III. Die Revision wird nicht zugelassen.

Tatbestand:

Streitgegenstand ist die Gewährung einer Rente wegen Erwerbsminderung.

Der 1943 in Ex-Jugoslawien geborene und derzeit in Serbien wohnhafte Kläger hat dort zwischen 1959 und 1961 den Beruf des Kellners erlernt. In der Zeit vom 27.06. bis 19.08.1974 absolvierte er die Prüfung als qualifizierter Kraftfahrer. In seiner Heimat hat er Versicherungszeiten von Juni 1961 bis März 1982, von September 1984 bis April 1985 und von November 1985 bis Mai 1996 zurückgelegt. Zwischen März 1982 und September 1984 war er nach eigenen Angaben arbeitslos, 1985 arbeitete er mehrere Monate in Libyen. Seit 13.12.1995 erhält er in seiner Heimat Invalidenpension.

In Deutschland war er zwischen Juli 1968 und März 1974 versicherungspflichtig beschäftigt. Laut eigenen Angaben war er hier als angelernter Mechaniker nach einer Anlernzeit von drei Monaten tätig. Entsprechend den Aufzeichnungen der AOK war er als Kellner, Hilfsschlosser, Hilfsarbeiter, Verkäufer, Kraftfahrer und Metallarbeiter bei verschiedenen Arbeitgebern tätig.

Sein erster Rentenantrag vom 03.11.1995 wurde von der Beklagten am 02.10.1996 abgelehnt. Die nach Erlass des Widerspruchsbescheides vom 06.05.1997 erhobene Klage wurde mit Urteil des Sozialgerichts Landshut vom 09.09.1998 abgewiesen. Das Urteil stützte sich auf das Gutachten Dr.Z. vom 07.09.1998, das dieser nach persönlicher Untersuchung unter Berücksichtigung eines neurologischen Zusatzgutachtens von Dr.P. vom 08.09.1998 erstellt hat. Der Sachverständige hat folgende Gesundheitsstörungen festgestellt:

Bluthochdruck ohne Rückwirkungen auf das Herz-Kreislaufsystem, Wirbelsäulenbeschwerden bei Abnutzungserscheinungen im Hals- und Lendenwirbelsäulenbereich ohne neurologische Ausfallserscheinungen, phobischer Schwankschwindel, Migräne. Er hat den Kläger noch für fähig gehalten, leichte körperliche Arbeiten ohne schweres Heben und Tragen, ohne große Anforderungen an die nervliche Belastbarkeit und an die Schwindelfreiheit vollschichtig zu verrichten. Das darauf beruhende Urteil ist rechtskräftig.

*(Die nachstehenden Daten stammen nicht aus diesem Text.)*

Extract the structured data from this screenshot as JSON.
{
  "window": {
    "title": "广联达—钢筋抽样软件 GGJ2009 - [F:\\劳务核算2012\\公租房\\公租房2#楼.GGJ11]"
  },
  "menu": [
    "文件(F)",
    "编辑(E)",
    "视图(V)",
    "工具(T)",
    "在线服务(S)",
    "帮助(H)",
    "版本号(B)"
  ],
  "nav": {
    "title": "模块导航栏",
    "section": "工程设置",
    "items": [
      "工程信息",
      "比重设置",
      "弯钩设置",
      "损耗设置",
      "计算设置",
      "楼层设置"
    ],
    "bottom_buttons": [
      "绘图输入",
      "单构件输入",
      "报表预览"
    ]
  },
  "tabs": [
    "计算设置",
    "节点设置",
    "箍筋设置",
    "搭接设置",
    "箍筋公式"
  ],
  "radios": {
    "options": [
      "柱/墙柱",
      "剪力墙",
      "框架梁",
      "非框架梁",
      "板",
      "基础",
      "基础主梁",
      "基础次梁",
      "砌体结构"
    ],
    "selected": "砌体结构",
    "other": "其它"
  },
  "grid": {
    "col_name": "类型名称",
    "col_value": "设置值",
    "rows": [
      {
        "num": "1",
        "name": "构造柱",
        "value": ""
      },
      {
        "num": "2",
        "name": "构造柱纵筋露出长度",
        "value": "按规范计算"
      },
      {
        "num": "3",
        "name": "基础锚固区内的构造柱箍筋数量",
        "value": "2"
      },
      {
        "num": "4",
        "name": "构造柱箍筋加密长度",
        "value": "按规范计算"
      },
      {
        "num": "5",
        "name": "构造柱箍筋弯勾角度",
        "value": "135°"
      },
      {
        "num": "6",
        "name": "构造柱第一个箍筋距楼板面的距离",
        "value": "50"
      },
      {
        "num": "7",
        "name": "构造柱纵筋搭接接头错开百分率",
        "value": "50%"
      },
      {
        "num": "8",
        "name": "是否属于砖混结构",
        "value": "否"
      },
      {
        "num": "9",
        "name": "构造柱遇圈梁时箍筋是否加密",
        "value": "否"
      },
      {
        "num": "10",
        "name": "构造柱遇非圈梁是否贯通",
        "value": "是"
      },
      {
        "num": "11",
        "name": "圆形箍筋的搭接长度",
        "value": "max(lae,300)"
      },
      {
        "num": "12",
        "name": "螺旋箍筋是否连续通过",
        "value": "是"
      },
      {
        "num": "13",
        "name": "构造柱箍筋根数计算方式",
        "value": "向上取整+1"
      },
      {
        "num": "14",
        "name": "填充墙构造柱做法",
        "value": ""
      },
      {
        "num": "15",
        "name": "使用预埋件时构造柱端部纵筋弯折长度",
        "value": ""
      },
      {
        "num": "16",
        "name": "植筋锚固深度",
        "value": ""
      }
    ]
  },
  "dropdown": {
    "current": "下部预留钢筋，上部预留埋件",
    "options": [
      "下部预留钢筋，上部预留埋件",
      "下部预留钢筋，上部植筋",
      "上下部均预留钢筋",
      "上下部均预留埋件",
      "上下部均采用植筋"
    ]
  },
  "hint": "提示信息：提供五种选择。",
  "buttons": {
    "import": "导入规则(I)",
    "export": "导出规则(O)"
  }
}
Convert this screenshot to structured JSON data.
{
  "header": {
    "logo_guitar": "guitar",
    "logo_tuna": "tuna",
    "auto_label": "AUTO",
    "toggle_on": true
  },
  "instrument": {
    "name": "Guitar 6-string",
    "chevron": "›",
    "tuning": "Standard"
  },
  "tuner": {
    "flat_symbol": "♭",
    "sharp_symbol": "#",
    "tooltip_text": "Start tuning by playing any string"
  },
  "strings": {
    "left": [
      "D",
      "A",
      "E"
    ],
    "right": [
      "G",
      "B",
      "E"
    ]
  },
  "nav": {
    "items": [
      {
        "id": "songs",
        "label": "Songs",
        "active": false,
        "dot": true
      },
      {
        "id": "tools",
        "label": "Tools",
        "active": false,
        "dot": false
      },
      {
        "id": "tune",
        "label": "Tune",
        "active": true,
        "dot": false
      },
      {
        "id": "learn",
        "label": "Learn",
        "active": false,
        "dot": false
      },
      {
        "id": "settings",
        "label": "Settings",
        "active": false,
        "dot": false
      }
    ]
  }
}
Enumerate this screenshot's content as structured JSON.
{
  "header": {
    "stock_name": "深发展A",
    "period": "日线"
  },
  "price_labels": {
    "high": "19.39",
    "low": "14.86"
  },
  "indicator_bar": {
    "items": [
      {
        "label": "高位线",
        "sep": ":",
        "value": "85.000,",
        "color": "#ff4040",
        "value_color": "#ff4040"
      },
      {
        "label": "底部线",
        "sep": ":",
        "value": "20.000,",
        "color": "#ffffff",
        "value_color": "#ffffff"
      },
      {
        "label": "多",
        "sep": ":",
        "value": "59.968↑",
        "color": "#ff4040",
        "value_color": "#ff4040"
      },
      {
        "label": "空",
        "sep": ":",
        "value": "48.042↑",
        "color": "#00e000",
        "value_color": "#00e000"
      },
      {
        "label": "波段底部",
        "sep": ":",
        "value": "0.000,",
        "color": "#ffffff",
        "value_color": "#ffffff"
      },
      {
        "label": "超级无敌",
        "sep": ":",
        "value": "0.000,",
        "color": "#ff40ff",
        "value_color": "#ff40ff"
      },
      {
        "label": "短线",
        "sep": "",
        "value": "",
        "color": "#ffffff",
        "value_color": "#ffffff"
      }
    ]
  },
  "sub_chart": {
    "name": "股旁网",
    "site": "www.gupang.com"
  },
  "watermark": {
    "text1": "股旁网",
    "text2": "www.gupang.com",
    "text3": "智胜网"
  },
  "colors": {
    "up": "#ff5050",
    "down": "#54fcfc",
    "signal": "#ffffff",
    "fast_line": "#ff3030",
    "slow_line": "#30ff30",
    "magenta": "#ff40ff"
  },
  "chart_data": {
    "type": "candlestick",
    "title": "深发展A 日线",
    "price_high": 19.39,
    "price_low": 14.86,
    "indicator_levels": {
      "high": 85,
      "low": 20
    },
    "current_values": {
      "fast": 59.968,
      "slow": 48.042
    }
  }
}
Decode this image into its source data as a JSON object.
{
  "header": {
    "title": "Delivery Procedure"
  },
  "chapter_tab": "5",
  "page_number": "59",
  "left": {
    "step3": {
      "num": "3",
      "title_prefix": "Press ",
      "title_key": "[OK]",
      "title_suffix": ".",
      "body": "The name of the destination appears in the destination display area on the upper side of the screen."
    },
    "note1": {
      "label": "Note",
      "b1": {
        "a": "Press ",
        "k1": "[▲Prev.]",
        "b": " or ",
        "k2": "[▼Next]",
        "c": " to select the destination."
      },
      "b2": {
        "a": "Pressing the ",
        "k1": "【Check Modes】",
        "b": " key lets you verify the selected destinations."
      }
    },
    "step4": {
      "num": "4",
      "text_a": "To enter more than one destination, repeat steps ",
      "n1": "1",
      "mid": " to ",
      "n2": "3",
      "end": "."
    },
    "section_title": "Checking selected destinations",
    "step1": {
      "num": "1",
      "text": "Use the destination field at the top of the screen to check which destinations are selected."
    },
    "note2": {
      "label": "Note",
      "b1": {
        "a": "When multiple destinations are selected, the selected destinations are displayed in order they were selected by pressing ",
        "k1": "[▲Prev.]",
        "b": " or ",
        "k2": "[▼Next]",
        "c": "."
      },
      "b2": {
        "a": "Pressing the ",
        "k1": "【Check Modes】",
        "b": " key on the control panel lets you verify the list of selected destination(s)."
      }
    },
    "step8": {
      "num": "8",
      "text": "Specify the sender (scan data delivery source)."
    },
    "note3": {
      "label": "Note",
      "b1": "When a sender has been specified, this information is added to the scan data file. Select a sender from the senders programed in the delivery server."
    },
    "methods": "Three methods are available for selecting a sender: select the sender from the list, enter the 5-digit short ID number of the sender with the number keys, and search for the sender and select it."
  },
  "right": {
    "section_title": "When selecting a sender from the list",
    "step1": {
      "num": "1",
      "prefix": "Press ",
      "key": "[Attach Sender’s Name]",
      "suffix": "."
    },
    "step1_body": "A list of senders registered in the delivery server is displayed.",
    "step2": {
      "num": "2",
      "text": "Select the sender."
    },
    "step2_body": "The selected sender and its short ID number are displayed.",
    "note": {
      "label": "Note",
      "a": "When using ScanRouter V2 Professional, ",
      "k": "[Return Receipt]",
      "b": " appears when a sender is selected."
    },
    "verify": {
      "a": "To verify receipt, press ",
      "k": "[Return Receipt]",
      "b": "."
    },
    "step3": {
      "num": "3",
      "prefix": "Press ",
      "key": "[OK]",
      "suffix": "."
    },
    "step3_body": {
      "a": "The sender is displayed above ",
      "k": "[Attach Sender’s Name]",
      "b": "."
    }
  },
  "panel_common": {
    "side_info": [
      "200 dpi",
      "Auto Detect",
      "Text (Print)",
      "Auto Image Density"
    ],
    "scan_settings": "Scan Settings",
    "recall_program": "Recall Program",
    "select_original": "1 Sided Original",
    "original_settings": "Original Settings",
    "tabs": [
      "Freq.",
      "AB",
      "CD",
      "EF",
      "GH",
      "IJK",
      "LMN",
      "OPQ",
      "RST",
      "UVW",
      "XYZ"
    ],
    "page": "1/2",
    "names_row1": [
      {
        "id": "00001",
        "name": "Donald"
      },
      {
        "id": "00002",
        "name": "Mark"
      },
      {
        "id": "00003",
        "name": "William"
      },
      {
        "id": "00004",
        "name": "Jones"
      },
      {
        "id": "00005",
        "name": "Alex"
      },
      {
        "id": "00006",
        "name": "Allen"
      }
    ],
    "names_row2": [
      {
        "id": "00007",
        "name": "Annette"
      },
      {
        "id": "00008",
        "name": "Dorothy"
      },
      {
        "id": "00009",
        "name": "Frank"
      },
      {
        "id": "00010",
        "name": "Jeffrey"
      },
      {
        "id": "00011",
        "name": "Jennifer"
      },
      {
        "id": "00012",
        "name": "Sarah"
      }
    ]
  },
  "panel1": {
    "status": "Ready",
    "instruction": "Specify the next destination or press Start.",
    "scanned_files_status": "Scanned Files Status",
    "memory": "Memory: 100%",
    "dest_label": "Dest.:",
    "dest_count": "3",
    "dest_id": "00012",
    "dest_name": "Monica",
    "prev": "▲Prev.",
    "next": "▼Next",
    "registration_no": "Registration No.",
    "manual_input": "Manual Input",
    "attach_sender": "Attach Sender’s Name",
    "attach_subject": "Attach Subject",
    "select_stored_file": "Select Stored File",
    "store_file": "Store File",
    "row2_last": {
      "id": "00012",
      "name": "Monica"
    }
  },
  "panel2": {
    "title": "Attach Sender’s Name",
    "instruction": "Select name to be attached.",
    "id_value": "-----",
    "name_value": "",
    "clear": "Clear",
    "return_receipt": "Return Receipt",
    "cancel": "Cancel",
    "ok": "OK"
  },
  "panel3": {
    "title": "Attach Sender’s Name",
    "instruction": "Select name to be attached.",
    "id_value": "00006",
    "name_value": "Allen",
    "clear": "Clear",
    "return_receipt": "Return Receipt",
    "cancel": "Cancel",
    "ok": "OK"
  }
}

Zusammen mit dem am 14.03.2001 gestellten zweiten Rentenantrag wurde vom Versicherungsträger in Belgrad das Formblatt-Gutachten JU 207 vom 25.06.2001 übersandt. Darin heißt es, der Kläger sei wie bisher seit 13.12.1995 für alle Arbeiten auf dem allgemeinen Arbeitsmarkt nicht mehr arbeitsfähig. Als Diagnosen wurden genannt: Insuffitientia vertebrobasiliaris, Depressia reaktiva, Hypertensio arterialis, Struma nodosa, Spondylosis cervikolumbalis, Ischialgia dex.

Der Beratungsarzt der Beklagten hielt demgegenüber leichte Arbeiten zu ebener Erde, ohne erhöhte Verletzungsgefahr und besonderen Zeitdruck für sechs Stunden und mehr für zumutbar. Daraufhin lehnte die Beklagte den Rentenantrag am 29.11.2001 mit der Begründung ab, es liege weder eine teilweise noch eine volle Erwerbsminderung und auch keine Berufsunfähigkeit vor.

Dem hat der Kläger mit einem beim Sozialgericht Landshut am 7. März 2002 eingegangenen Schreiben widersprochen und geltend gemacht, als Invalide der ersten Kategorie sei er unfähig, anderweitige Tätigkeiten auszuüben. Die Entscheidung widerspreche dem Abkommen zwischen Deutschland und der Bundesrepublik Jugoslawien. Als Invaliden sei ihm die Ausübung einer Tätigkeit neben Rentenbezug untersagt. Zudem habe sich sein Gesundheitszustand sehr verschlechtert. Nach der Aussetzung des Klageverfahrens erließ die Beklagte am 28.11.2002 einen Widerspruchsbescheid. Darin heißt es, ein Anspruch gemäß den §§ 43, 240 SGB VI bestehe nicht.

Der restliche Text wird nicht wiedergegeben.